There's one particular character/plot development that I'd like to give praise to though.It's not uncommon - when crafting a villain's arc to lean back to the 'good in them' as an emotional conflict factor to make them believable, sympathetic to a degree & ups the ante. The game definitely did make use of this well with villains like Mr. Negative and Norman Osborne to great effect, where the crux of their lives are at stake - Harry for Norman, his family for Li and the diary of internal struggle, among other things. Cheesy, but it works.

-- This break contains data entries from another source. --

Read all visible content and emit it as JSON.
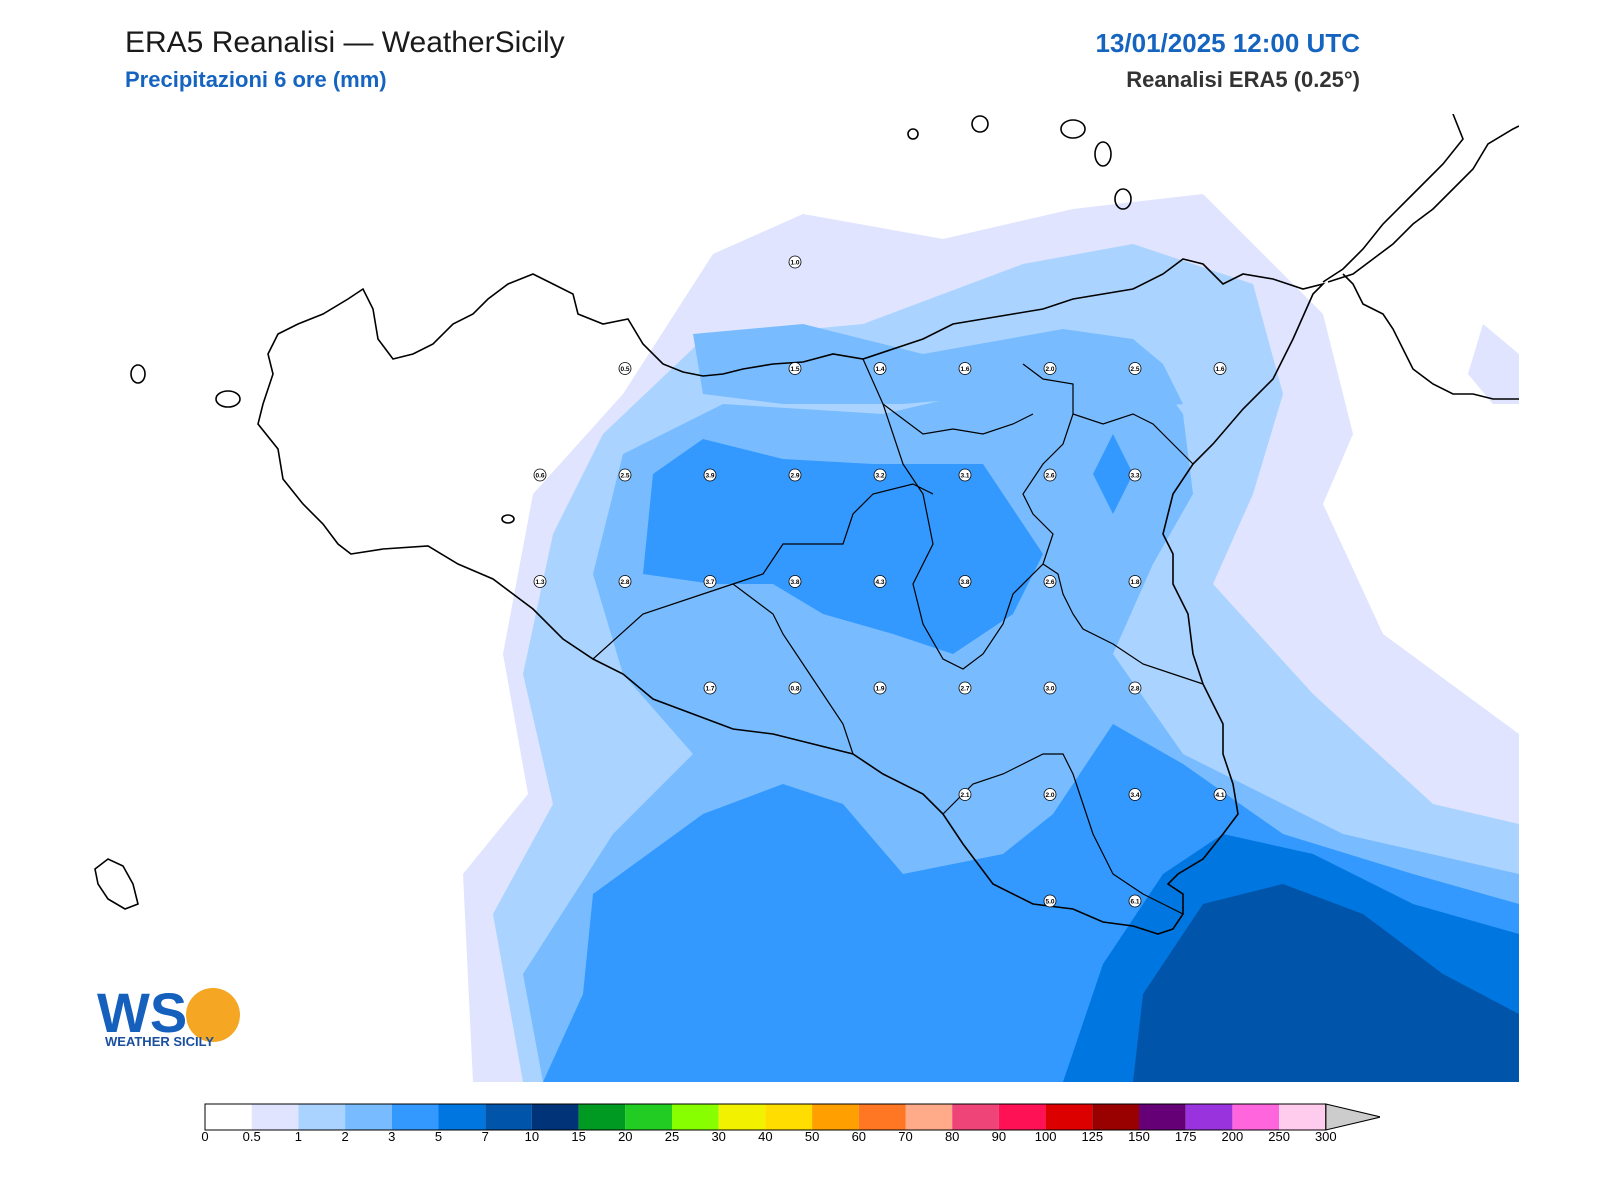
{
  "header": {
    "title": "ERA5 Reanalisi — WeatherSicily",
    "subtitle": "Precipitazioni 6 ore (mm)",
    "datetime": "13/01/2025 12:00 UTC",
    "source": "Reanalisi ERA5 (0.25°)"
  },
  "logo": {
    "initials": "WS",
    "name": "WEATHER SICILY"
  },
  "colorbar": {
    "unit": "mm",
    "ticks": [
      "0",
      "0.5",
      "1",
      "2",
      "3",
      "5",
      "7",
      "10",
      "15",
      "20",
      "25",
      "30",
      "40",
      "50",
      "60",
      "70",
      "80",
      "90",
      "100",
      "125",
      "150",
      "175",
      "200",
      "250",
      "300"
    ],
    "colors": [
      "#ffffff",
      "#e0e4ff",
      "#aad4ff",
      "#78bcff",
      "#3399ff",
      "#0077e0",
      "#0055aa",
      "#003377",
      "#009922",
      "#22cc22",
      "#88ff00",
      "#f2f200",
      "#ffdd00",
      "#ffa000",
      "#ff7722",
      "#ffaa88",
      "#ee4477",
      "#ff1155",
      "#dd0000",
      "#990000",
      "#660077",
      "#9933dd",
      "#ff66dd",
      "#ffccee"
    ],
    "overflow_color": "#cccccc"
  },
  "chart_data": {
    "type": "heatmap",
    "variable": "Precipitazioni 6 ore (mm)",
    "grid_values": [
      {
        "lat": 38.0,
        "lon": 13.5,
        "value": 1.0
      },
      {
        "lat": 37.5,
        "lon": 12.5,
        "value": 0.5
      },
      {
        "lat": 37.5,
        "lon": 13.5,
        "value": 1.5
      },
      {
        "lat": 37.5,
        "lon": 14.0,
        "value": 1.4
      },
      {
        "lat": 37.5,
        "lon": 14.5,
        "value": 1.6
      },
      {
        "lat": 37.5,
        "lon": 15.0,
        "value": 2.0
      },
      {
        "lat": 37.5,
        "lon": 15.5,
        "value": 2.5
      },
      {
        "lat": 37.5,
        "lon": 16.0,
        "value": 1.6
      },
      {
        "lat": 37.0,
        "lon": 12.0,
        "value": 0.6
      },
      {
        "lat": 37.0,
        "lon": 12.5,
        "value": 2.5
      },
      {
        "lat": 37.0,
        "lon": 13.0,
        "value": 3.9
      },
      {
        "lat": 37.0,
        "lon": 13.5,
        "value": 2.9
      },
      {
        "lat": 37.0,
        "lon": 14.0,
        "value": 3.2
      },
      {
        "lat": 37.0,
        "lon": 14.5,
        "value": 3.1
      },
      {
        "lat": 37.0,
        "lon": 15.0,
        "value": 2.6
      },
      {
        "lat": 37.0,
        "lon": 15.5,
        "value": 3.3
      },
      {
        "lat": 36.5,
        "lon": 12.0,
        "value": 1.3
      },
      {
        "lat": 36.5,
        "lon": 12.5,
        "value": 2.8
      },
      {
        "lat": 36.5,
        "lon": 13.0,
        "value": 3.7
      },
      {
        "lat": 36.5,
        "lon": 13.5,
        "value": 3.8
      },
      {
        "lat": 36.5,
        "lon": 14.0,
        "value": 4.3
      },
      {
        "lat": 36.5,
        "lon": 14.5,
        "value": 3.8
      },
      {
        "lat": 36.5,
        "lon": 15.0,
        "value": 2.6
      },
      {
        "lat": 36.5,
        "lon": 15.5,
        "value": 1.8
      },
      {
        "lat": 36.0,
        "lon": 13.0,
        "value": 1.7
      },
      {
        "lat": 36.0,
        "lon": 13.5,
        "value": 0.8
      },
      {
        "lat": 36.0,
        "lon": 14.0,
        "value": 1.9
      },
      {
        "lat": 36.0,
        "lon": 14.5,
        "value": 2.7
      },
      {
        "lat": 36.0,
        "lon": 15.0,
        "value": 3.0
      },
      {
        "lat": 36.0,
        "lon": 15.5,
        "value": 2.8
      },
      {
        "lat": 35.5,
        "lon": 14.5,
        "value": 2.1
      },
      {
        "lat": 35.5,
        "lon": 15.0,
        "value": 2.0
      },
      {
        "lat": 35.5,
        "lon": 15.5,
        "value": 3.4
      },
      {
        "lat": 35.5,
        "lon": 16.0,
        "value": 4.1
      },
      {
        "lat": 35.0,
        "lon": 15.0,
        "value": 5.0
      },
      {
        "lat": 35.0,
        "lon": 15.5,
        "value": 6.1
      }
    ]
  }
}
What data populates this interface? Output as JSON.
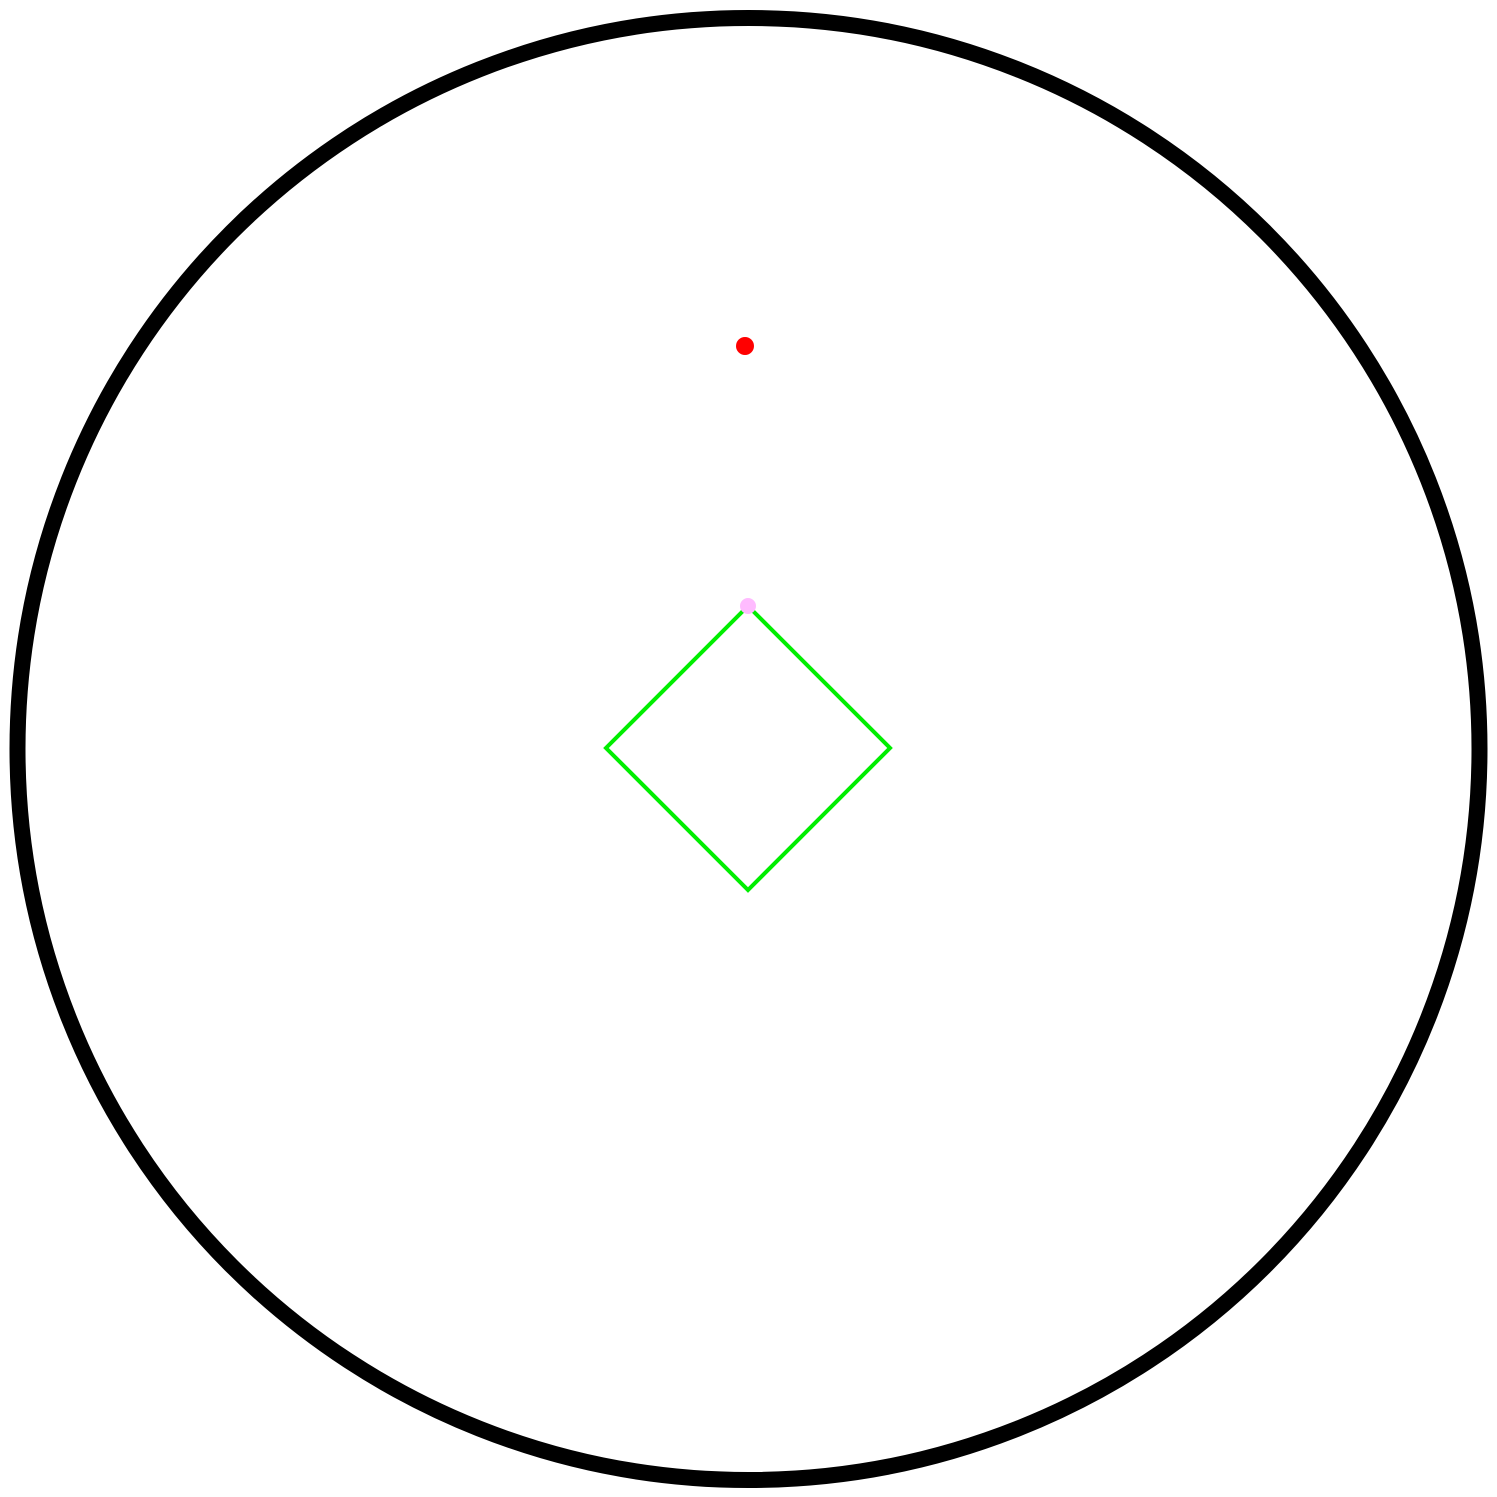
{
  "scene": {
    "background_color": "#ffffff",
    "arena": {
      "shape": "circle",
      "color": "#000000"
    },
    "player": {
      "shape": "diamond",
      "color": "#00ee00"
    },
    "target_dot": {
      "shape": "dot",
      "color": "#ff0000"
    },
    "marker_dot": {
      "shape": "dot",
      "color": "#ffbbff"
    }
  }
}
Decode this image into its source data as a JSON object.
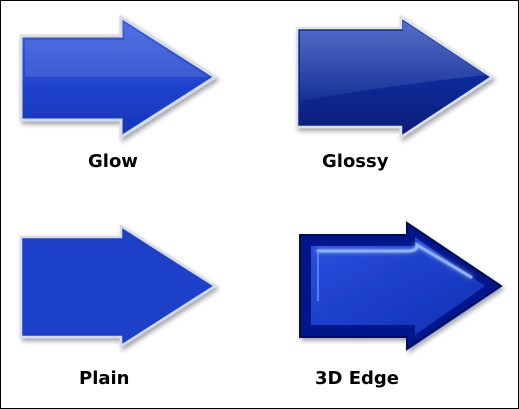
{
  "arrows": [
    {
      "style": "glow",
      "label": "Glow"
    },
    {
      "style": "glossy",
      "label": "Glossy"
    },
    {
      "style": "plain",
      "label": "Plain"
    },
    {
      "style": "3d-edge",
      "label": "3D Edge"
    }
  ],
  "colors": {
    "arrow_blue": "#1f3fc8",
    "glossy_blue": "#0b2a9a",
    "edge_dark": "#05157a",
    "highlight": "#7fa8ff",
    "border": "#000000"
  }
}
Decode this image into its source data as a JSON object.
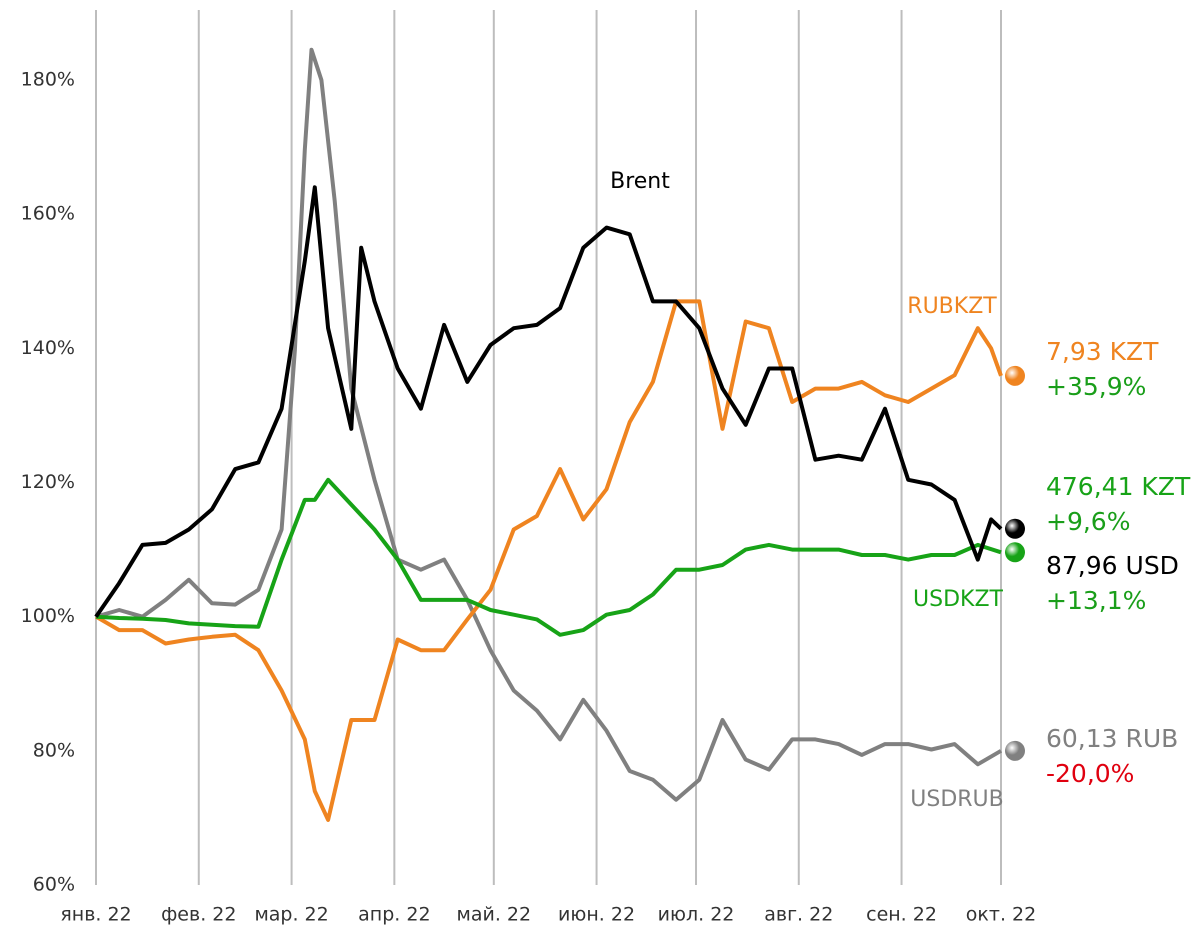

But the choice to not use it with one particular villain, Doc Ock , even when it feels like it'd make sense to, instead makes the scene more powerful & rending. It's so easy to see how it could've been a Spider-Man 2 Movie situation, where upon the neuro-link being removed and Otto not realising ( hypthothetically ) that Spidey was Peter, they could've easily pulled for an emotional cheap shot where Otto was a guy who was just amplified of his evil by his machine and in the last moment, accept his defeat gracefully to Pete.
But nope. The fact that we got a reveal that Otto knew all along, the fact that the progression of the story path imo - paints Otto as someone who was more selfish in his agenda of building prosthetic ( for himself ) and how the seeds of Otto planning all the devious plans were already there immediately after Norman came and wreck shop - meant that the hopes that there was more of the "good Otto" than "Doc Ock" that Pete wished was dashed. And the fact that there was practically zero remorse and a genuine attempt to pin the blame on the neuro-tech plot device at the end when Otto tried to weasel his way out and blackmail Peter, meant that the scene was doubly heartbreaking for Peter.
It's one time where going 'full-evil' ( kind of ) worked in the story's favour.